To be clear, this possibility was not -- ex ante or ex post -- sufficient reason for me to vote against Clinton in 2016.  I was among the people who predicted (as a matter of degree, though not in many specifics) just how bad Trump could be.  And even though it was at that point still plausible to think that the Republicans would have stood up to Trump in ways that they have proved unwilling to do, the very idea of Trump as president for even a short time was simply too scary not to want Clinton to win, no matter how much of a backlash her election would have caused.

Yet here we are, almost two years into an accidental presidency that gets worse every day.  And even though this month's elections gave us reasons for hope, I did note in a recent column that I came out of election night thinking for the first time that Trump could actually win in 2020.  Until then, I had always imagined that he could not possibly even keep it close in his reelection bid, leaving only the (massive) concern that he might refuse to leave office when the time came.

And that concern is as serious as ever.  Even today, it is reasonable to worry that the most recent developments in the Mueller probe are going to trigger the constitutional crisis that has long loomed over the country.  Michael Cohen has made collusion and obstruction by Trump's campaign even more obvious, and Trump might soon lose all restraint.

Although only 37 Republican senators stood with Trump against a recent measure to end U.S. involvement with the Saudi war in Yemen, that was a symbolic vote that means nothing because House Republican leaders are blocking a vote.  Will the 14 Republican senators who defected on that vote be willing to take an actual stand against Trump when it matters to save the Constitution?  Will even a handful of them do so?  It seems unlikely.

The path toward a non-disastrous outcome of Trump's presidency, therefore, is treacherous and uncertain.  But it is at least possible that the U.S. political system could emerge from it with a stronger Democratic Party and a Republican Party that in one way or another regroups and turns itself over to actual adults for whom winning is not everything.
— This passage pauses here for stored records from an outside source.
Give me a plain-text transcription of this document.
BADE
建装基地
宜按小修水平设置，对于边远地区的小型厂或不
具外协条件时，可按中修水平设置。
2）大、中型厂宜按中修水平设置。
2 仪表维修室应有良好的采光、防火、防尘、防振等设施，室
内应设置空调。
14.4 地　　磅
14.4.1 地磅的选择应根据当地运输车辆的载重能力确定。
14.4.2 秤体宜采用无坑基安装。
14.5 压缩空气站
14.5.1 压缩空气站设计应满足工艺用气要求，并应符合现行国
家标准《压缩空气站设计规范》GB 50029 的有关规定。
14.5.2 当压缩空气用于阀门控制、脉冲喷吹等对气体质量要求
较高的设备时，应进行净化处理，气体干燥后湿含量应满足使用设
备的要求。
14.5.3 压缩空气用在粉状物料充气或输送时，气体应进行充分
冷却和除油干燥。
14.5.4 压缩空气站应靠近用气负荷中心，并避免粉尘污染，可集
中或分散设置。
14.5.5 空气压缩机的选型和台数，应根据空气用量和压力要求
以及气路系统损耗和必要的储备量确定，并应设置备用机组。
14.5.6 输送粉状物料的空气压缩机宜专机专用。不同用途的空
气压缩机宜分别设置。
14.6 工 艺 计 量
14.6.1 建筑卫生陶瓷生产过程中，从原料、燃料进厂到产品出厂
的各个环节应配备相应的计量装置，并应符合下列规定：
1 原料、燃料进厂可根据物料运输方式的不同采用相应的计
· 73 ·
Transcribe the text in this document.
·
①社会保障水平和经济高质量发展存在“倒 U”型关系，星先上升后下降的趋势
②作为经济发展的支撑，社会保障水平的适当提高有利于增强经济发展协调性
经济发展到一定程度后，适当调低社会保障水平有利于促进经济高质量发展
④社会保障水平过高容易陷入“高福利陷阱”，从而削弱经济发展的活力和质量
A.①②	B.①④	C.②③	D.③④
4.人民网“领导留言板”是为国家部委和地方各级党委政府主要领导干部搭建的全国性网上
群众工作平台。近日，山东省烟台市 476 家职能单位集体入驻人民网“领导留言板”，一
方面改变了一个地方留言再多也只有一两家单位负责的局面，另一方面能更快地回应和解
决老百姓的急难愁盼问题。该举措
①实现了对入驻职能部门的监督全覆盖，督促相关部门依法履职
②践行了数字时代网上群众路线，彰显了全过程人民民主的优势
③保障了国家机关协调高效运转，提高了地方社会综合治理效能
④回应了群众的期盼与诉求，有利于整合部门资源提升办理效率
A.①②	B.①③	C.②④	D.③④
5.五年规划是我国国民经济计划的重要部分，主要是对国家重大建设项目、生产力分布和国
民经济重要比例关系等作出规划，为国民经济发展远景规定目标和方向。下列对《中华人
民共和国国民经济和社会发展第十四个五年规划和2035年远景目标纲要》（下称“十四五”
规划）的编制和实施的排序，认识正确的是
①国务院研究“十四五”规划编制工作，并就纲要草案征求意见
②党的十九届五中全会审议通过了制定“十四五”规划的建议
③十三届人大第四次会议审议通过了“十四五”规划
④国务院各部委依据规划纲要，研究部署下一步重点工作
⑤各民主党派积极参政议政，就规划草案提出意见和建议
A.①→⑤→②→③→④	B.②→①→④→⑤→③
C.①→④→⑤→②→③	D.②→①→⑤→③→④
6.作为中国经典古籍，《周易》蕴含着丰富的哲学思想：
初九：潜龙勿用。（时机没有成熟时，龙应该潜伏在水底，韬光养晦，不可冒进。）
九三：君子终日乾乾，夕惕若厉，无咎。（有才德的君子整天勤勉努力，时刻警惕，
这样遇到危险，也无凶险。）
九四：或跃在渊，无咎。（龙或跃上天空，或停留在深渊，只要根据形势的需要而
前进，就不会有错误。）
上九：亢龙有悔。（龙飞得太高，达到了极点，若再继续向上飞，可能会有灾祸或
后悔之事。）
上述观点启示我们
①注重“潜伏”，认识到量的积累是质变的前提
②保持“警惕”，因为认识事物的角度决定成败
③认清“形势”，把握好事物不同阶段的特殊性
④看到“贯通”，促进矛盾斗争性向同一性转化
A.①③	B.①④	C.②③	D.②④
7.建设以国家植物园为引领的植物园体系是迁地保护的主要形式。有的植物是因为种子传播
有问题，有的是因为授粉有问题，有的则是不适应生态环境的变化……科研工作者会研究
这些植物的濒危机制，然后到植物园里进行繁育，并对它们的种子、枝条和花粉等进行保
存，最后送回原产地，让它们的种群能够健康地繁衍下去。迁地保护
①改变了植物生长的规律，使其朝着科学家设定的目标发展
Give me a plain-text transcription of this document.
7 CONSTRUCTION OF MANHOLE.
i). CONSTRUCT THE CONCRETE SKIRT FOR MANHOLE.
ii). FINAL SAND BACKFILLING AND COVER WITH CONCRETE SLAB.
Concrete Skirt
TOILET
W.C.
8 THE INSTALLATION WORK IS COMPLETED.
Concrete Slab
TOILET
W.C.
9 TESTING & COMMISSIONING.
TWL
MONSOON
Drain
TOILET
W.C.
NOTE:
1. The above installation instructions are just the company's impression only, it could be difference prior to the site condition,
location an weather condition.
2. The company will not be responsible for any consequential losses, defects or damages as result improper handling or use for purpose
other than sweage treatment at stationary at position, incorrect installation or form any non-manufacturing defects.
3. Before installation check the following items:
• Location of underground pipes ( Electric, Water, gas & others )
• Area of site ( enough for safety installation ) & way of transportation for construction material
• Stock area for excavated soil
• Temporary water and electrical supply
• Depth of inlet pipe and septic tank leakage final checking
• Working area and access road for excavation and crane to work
At the very least, no matter how bad Trump is, it is also possible to imagine a non-Trump world in which things are even worse.  A world run by Republicans like Mitch McConnell, Paul Ryan, and their gaggle of nihilists -- especially a world in which they do not have Trump to worry about and would thus be treated as something less than the radical anarchists that they are -- is not a world that we would want to live in, especially because it would be so difficult to get out of that world.  With Trump in office, as bad as he is, there might actually be a path forward.

Not that that makes me feel any better.